5th Sunday in Lent
April 6, 2014
My kid called me for my birthday and her friend Rachelle was on the speaker phone to shout out “Happy Birthday, Mom!” In the course of conversation, I explained that my Lenten discipline was learning to use Twitter, posting images to go with words of the day with a group of friends. Melissa said that I needed to explain what Lent was for Rachelle. It got to be a little long-I know you’ll be so surprised-but at the end I was explaining that Good Friday we remember Jesus’ crucifixion and meditated on the fact that in Jesus, God knows every kind of suffering that humans can experience and that it shows God’s great love for us that Jesus would do this to show us how much God loves us. There was silence on the other end. Then Melissa said, “Mom, you made Rachelle cry.” Rachelle has only been in church a couple of times in a very complicated life, and church just told her what was wrong with her instead of that God loves sinners.
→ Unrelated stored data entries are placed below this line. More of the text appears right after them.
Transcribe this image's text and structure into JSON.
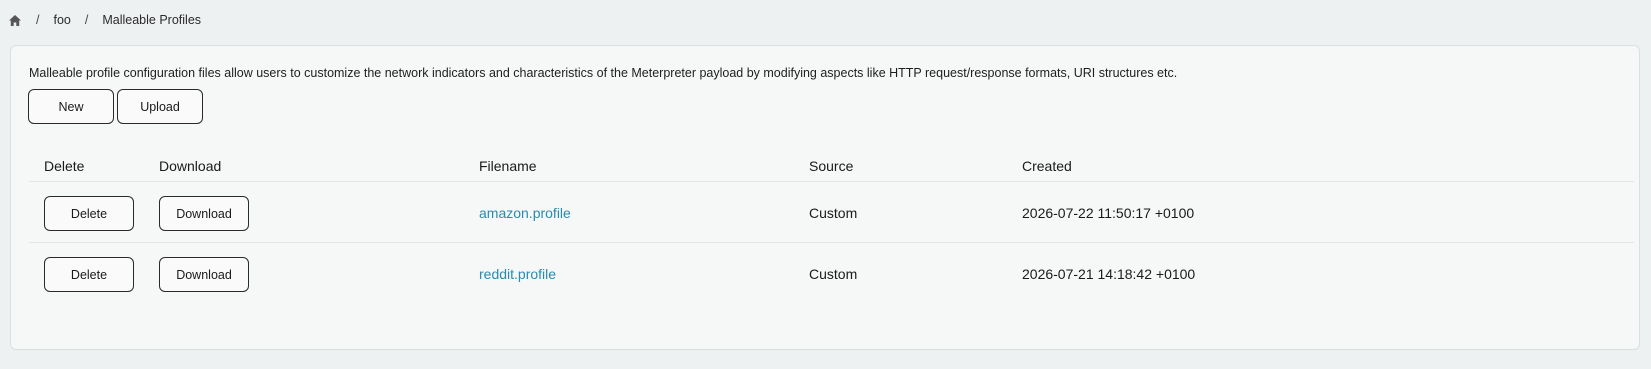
{
  "breadcrumb": {
    "home_icon": "home-icon",
    "separator": "/",
    "items": [
      "foo",
      "Malleable Profiles"
    ]
  },
  "description": "Malleable profile configuration files allow users to customize the network indicators and characteristics of the Meterpreter payload by modifying aspects like HTTP request/response formats, URI structures etc.",
  "toolbar": {
    "new_label": "New",
    "upload_label": "Upload"
  },
  "table": {
    "headers": [
      "Delete",
      "Download",
      "Filename",
      "Source",
      "Created"
    ],
    "rows": [
      {
        "delete_label": "Delete",
        "download_label": "Download",
        "filename": "amazon.profile",
        "source": "Custom",
        "created": "2026-07-22 11:50:17 +0100"
      },
      {
        "delete_label": "Delete",
        "download_label": "Download",
        "filename": "reddit.profile",
        "source": "Custom",
        "created": "2026-07-21 14:18:42 +0100"
      }
    ]
  },
  "colors": {
    "background": "#eef1f2",
    "card": "#f6f7f7",
    "link": "#2b8ab0"
  }
}
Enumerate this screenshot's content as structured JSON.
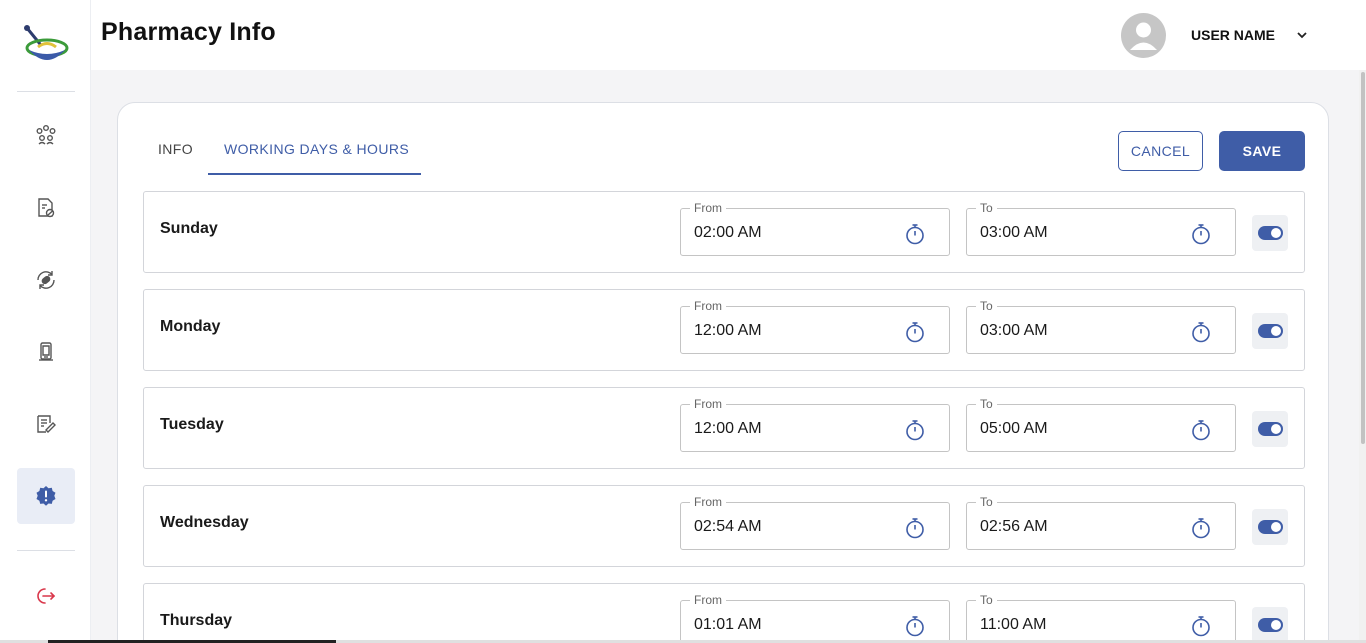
{
  "header": {
    "title": "Pharmacy Info",
    "user_name": "USER NAME"
  },
  "sidebar": {
    "items": [
      {
        "icon": "users-group-icon"
      },
      {
        "icon": "prescription-icon"
      },
      {
        "icon": "pill-refresh-icon"
      },
      {
        "icon": "mobile-device-icon"
      },
      {
        "icon": "edit-note-icon"
      },
      {
        "icon": "pharmacy-info-badge-icon",
        "active": true
      },
      {
        "icon": "logout-icon"
      }
    ]
  },
  "tabs": [
    {
      "label": "INFO"
    },
    {
      "label": "WORKING DAYS & HOURS",
      "active": true
    }
  ],
  "actions": {
    "cancel_label": "CANCEL",
    "save_label": "SAVE"
  },
  "field_labels": {
    "from": "From",
    "to": "To"
  },
  "days": [
    {
      "name": "Sunday",
      "from": "02:00 AM",
      "to": "03:00 AM",
      "enabled": true
    },
    {
      "name": "Monday",
      "from": "12:00 AM",
      "to": "03:00 AM",
      "enabled": true
    },
    {
      "name": "Tuesday",
      "from": "12:00 AM",
      "to": "05:00 AM",
      "enabled": true
    },
    {
      "name": "Wednesday",
      "from": "02:54 AM",
      "to": "02:56 AM",
      "enabled": true
    },
    {
      "name": "Thursday",
      "from": "01:01 AM",
      "to": "11:00 AM",
      "enabled": true
    }
  ],
  "colors": {
    "accent": "#3f5da7",
    "logout": "#d9364a",
    "active_nav_bg": "#e9edf6"
  }
}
Right now she feels like her life is at its lowest ebb. I feel that maybe this is God’s invitation to her to find a new life. Good mom and pastor that I am, I said, “Mo, you have to take Rachelle to church.”
I tell you this story because I think it’s an illustration of God’s power to invite people into new life, but that it doesn’t happen in isolation. It’s a lot like the story we have before us this morning – not as dramatic, but just as real. Lazarus is part of a deeply connected community, one that suffers from his loss. Even Jesus, who knows what is about to happen, is affected by the deep grief surrounding this loss. Jesus is about to change everyone’s understanding of the power of the God he is, and to reach into the lives of ordinary people to re-create life and hope. This unique and purposeful incarnation of God takes the whole community to new understanding when he calls, “Lazarus, come out.”
“Unbind him and let him go!” is Jesus command to the gathering when Lazarus appears wrapped in the clothes of burial. They have their work to do in this resurrection, too. They will unwrap him with caressing hands, warm and feed him, and wrap him in love.
I am reminded of my invitation back into the life of the church at a time when I felt death and despair all around me. I was embraced and unwrapped, fed and loved into life again. Perhaps that is your story, too. Even if you have been a life-long church-goer, you have experienced the coldness of fear, of loneliness, of doubt, or of empty years in which your faith felt like an exercise rather than being a life-giving fire. This story of Lazarus and his family and friends, and God’s power to bring life in the face of death may be something you can own as well in your experience.
This event was the last straw for the religious authorities who wanted to get rid of him. After the news got out of this resurrection, they began to actively plot Jesus’ capture and death. Next Sunday we will celebrate Jesus’ joyous entry into Jerusalem and the quick change that happens when he is finally in the hands of the authorities. And then we will be in Holy Week, those days when we remember Jesus’ last supper with his disciples and his horrid death on the cross. Then comes Easter when we recognize the death of death, and our own new life bursting into bloom. You will have the chance to celebrate the new life you have been given in that resurrection, the life that is everlasting because it guarantees that God walks with you in love every moment of your life.
So this morning as we contemplate Lazarus amazing story of new life, I ask you: What is the death from which you have been awakened? Are you helping to unbind someone from death and disaster? What community, what resources, are unbinding you from your grave clothes? What will you do with the new life you have been invited into? Amen.
Now may the God of hope fill you with all joy and peace in believing that you may abound in hope by the power of the Holy Spirit. Amen.